Durand has been described as the "most consistently delightful" of the painters committed in New York during the 1760s. His read to painting was linear and decorative, and suggests training as a decorative painter. Like many new painters of the grow old he maxim no infatuation to restrict himself to representational painting; a 1770 trailer from The Virginia Gazette reveals that he would "paint, gild, and varnish wheel carriages; and put coats of arms, or ciphers upon them." While vivacious in New York he described himself as a history painter, but no records paintings by his hand are known. Little is known of his artistic influences, but some scholars have seen in his later feign indication that he was aware with the paintings of John Singleton Copley, as he began more future attempts at modeling his figures in the mid-1770s. Certain stylistic peculiarities distinguish Durand's decree from that of extra painters; these augment a peculiar splayed display of fingers, in which one or two are lifted and divided from the rest. His female sitters hold a single flower in one hand, frequently near the bosom, and sometimes the flowers are turned upon their stems to appearance a star-shaped array of leaves.

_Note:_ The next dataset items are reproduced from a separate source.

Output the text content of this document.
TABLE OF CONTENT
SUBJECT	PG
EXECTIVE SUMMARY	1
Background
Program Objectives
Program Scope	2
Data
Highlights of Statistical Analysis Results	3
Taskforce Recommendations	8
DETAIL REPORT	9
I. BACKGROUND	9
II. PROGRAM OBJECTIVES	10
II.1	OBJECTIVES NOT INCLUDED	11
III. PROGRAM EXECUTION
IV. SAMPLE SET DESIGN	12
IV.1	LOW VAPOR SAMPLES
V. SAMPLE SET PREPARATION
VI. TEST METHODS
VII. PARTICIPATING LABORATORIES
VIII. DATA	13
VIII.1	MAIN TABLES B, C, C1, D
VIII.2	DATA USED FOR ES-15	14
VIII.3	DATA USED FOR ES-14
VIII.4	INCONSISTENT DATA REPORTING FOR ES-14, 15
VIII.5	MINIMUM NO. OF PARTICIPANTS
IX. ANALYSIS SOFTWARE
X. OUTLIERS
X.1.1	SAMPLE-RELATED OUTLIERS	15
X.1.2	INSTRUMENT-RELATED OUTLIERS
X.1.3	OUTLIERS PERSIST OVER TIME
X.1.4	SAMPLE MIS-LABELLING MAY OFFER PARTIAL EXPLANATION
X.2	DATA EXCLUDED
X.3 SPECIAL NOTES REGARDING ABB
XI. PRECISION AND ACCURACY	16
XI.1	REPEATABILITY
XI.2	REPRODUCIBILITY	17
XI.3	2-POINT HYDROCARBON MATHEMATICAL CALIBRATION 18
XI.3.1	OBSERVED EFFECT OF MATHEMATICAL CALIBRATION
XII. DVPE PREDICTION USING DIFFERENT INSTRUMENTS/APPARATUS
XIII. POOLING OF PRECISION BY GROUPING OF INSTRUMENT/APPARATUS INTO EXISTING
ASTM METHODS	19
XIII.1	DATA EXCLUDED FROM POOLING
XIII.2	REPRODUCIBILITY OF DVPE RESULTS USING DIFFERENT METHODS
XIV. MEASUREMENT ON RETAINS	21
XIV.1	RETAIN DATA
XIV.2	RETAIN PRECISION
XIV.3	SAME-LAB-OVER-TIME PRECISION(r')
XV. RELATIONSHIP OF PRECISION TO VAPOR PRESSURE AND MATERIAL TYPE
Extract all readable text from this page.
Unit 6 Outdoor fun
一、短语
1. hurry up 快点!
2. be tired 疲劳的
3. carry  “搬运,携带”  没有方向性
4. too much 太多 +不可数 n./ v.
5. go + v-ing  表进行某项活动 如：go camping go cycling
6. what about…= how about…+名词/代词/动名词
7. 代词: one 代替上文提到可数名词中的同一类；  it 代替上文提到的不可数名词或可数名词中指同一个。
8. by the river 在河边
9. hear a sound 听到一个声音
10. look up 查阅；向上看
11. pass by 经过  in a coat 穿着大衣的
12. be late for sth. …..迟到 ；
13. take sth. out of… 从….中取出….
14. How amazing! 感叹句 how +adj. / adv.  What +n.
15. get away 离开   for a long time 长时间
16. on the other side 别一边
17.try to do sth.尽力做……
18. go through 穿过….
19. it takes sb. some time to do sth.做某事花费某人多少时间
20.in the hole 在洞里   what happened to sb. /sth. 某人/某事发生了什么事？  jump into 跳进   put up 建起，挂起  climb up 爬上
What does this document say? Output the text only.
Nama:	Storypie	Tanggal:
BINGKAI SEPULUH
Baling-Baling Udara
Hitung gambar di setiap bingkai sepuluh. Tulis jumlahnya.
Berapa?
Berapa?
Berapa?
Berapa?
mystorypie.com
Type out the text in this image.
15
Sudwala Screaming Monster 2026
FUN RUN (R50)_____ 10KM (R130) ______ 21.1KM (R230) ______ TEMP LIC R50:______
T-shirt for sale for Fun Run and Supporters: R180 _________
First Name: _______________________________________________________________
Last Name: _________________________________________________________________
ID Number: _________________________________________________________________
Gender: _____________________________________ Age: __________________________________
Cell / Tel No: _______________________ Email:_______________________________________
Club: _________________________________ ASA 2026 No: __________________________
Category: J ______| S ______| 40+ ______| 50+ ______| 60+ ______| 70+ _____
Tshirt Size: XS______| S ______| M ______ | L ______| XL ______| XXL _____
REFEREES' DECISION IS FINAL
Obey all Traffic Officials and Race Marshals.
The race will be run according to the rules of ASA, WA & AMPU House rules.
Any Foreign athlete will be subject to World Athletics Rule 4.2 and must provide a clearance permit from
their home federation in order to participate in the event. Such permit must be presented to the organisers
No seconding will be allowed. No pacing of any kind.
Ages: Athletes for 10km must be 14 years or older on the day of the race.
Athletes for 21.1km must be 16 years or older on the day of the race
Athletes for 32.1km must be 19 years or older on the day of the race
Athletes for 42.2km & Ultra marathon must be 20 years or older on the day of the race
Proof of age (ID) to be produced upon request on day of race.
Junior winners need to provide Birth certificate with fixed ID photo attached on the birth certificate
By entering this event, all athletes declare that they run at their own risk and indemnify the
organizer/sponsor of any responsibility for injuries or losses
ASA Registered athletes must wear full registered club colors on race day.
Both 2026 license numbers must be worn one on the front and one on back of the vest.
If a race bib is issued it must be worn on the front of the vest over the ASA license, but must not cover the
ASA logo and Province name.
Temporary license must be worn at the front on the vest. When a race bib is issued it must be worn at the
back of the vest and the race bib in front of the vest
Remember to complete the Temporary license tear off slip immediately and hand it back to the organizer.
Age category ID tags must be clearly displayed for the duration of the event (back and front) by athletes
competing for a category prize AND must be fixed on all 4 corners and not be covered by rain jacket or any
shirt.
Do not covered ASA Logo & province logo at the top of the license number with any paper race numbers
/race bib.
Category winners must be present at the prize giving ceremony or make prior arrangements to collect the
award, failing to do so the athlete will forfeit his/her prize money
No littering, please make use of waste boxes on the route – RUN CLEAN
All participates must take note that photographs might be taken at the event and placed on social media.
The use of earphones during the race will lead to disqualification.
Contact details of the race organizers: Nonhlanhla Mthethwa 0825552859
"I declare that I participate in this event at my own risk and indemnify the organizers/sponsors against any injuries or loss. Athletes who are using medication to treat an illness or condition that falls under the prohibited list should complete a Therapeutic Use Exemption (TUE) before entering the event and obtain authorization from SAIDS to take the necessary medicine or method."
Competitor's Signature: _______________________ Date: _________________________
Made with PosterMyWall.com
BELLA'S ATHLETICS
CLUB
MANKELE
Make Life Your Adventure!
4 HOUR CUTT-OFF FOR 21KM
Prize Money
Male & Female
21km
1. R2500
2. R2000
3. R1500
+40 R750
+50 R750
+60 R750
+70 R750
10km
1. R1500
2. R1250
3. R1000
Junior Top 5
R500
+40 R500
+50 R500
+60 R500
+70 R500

Durand's earliest enduring works date to his time in New York; they are hence assured as to indicate that he had already had plenty practice as a portraitist, but no earlier paintings are known to exist. Besides the Beekman intimates he was known to extra prominent families in New York, including the Rays and the Rapaljes; his group portrait of The Rapalje Children, dating to all but 1768 and currently in the deposit of the New-York Historical Society, is widely adjudged his most successful work. Other permanent portraits append a pendant pair in the National Gallery of Art, a portrait in the Museum of the City of New York, and two unconnected works in the Metropolitan Museum of Art. A pair of portraits approved to Durand were sold by Sotheby's in 2014 for $389,000.